The hill tract’s quietness adds the right element for making a story aesthetic. The movie is set in a time when walkman cassette was popular, a thing my generation didn't get to know quite well. So the disruption from the smartphones and the ever-changing influence from the social media were absent—making my watch time so soothing.
The “guilty pleasure” part of my watch is—I loved seeing this other side of Mira, which she carefully hides from her peers and definitely from her mom—her adolescent journey. The way she inspects her underarm hair (omg thanks for showing it in the movie, boys these days think that women don't grow hair on their underarms),the way she dances fluently with beats and gets stiff the instant someone else enters the room where she's dancing, the way Mira practices kissing in the shower… At eighteen, she discovered there are three orifices in the female body, it took me longer than that, LOL.

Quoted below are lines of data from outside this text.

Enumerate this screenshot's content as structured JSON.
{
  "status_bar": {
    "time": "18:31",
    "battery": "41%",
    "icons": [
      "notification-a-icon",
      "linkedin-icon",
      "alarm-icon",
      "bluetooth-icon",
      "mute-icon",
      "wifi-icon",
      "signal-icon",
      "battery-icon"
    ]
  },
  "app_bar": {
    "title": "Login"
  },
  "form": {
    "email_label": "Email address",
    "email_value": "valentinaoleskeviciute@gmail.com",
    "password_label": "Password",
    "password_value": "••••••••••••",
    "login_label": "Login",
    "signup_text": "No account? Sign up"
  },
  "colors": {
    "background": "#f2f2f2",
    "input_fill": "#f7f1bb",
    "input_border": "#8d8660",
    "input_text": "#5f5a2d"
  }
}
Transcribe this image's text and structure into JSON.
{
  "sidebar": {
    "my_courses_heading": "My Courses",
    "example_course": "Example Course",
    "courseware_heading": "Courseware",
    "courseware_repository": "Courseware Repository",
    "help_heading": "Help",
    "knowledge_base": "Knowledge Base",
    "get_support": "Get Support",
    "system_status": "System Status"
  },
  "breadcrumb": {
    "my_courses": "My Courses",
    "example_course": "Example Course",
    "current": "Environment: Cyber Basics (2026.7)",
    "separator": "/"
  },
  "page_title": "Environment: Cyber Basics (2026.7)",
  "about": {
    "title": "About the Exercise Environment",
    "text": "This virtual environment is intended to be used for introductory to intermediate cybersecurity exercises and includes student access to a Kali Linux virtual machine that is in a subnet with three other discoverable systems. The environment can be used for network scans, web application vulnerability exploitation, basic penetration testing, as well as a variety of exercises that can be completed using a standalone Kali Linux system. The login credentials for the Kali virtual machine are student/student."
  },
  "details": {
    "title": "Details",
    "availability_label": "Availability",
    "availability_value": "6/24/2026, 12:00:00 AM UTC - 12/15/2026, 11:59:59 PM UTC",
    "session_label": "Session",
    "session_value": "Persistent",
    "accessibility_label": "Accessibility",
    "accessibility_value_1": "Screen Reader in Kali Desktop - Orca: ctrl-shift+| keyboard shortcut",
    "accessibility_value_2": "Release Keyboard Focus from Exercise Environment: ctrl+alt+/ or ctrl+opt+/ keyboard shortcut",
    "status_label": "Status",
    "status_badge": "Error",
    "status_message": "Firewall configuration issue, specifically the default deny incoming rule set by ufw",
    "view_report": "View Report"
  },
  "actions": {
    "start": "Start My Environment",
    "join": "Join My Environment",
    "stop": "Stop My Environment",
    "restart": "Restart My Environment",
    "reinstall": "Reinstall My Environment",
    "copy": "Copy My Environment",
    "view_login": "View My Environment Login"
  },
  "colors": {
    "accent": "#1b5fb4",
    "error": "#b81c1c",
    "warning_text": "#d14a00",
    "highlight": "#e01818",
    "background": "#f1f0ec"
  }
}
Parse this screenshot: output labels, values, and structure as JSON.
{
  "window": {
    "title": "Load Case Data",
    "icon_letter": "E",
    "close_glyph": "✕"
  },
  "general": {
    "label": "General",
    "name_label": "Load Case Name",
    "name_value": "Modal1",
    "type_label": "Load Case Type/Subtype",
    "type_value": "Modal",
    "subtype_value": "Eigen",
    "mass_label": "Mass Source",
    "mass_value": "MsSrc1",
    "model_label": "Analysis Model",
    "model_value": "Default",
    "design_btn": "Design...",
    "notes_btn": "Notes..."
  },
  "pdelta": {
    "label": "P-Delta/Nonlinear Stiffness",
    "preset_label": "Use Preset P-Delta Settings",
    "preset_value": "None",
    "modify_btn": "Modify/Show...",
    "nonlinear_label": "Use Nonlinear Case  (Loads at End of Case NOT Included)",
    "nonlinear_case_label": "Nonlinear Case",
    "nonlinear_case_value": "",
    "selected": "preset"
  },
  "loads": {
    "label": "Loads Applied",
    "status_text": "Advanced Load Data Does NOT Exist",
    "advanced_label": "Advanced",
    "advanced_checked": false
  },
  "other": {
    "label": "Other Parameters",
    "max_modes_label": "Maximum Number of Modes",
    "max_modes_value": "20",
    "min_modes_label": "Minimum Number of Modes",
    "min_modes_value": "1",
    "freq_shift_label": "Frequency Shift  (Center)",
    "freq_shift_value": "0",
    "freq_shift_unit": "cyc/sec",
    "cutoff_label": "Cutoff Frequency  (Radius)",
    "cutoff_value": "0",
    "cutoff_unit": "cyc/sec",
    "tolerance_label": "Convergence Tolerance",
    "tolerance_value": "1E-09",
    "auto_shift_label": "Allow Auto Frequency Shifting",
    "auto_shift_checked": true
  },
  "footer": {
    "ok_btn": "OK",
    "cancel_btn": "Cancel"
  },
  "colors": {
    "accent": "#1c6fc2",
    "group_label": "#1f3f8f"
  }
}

No other movie showed a girl’s adolescent journey this frankly. IMO sex is overplayed in most movies, making it look like an all-pleasant act, keeping the mental mood out of the picture. I was gratified to see the pains, the confusions, the chores of sex on the screen of this movie. With the minimum nudge of visuals the movie makes the viewers relate to the pain of the first sex for a girl, the familiar sound of thrusting, the mental competition to win a boy's heart with the intimate act of sex.
I am not usually guilty for watching something that pleases me. It's just - this is the kind of thing people refer to when they say “guilty pleasure”. Guilty or not, this movie brings the viewers closer to an adolescent girl’s psychology, social tensions. And two hours fly by, leaving an aesthetic, tender impression inside one!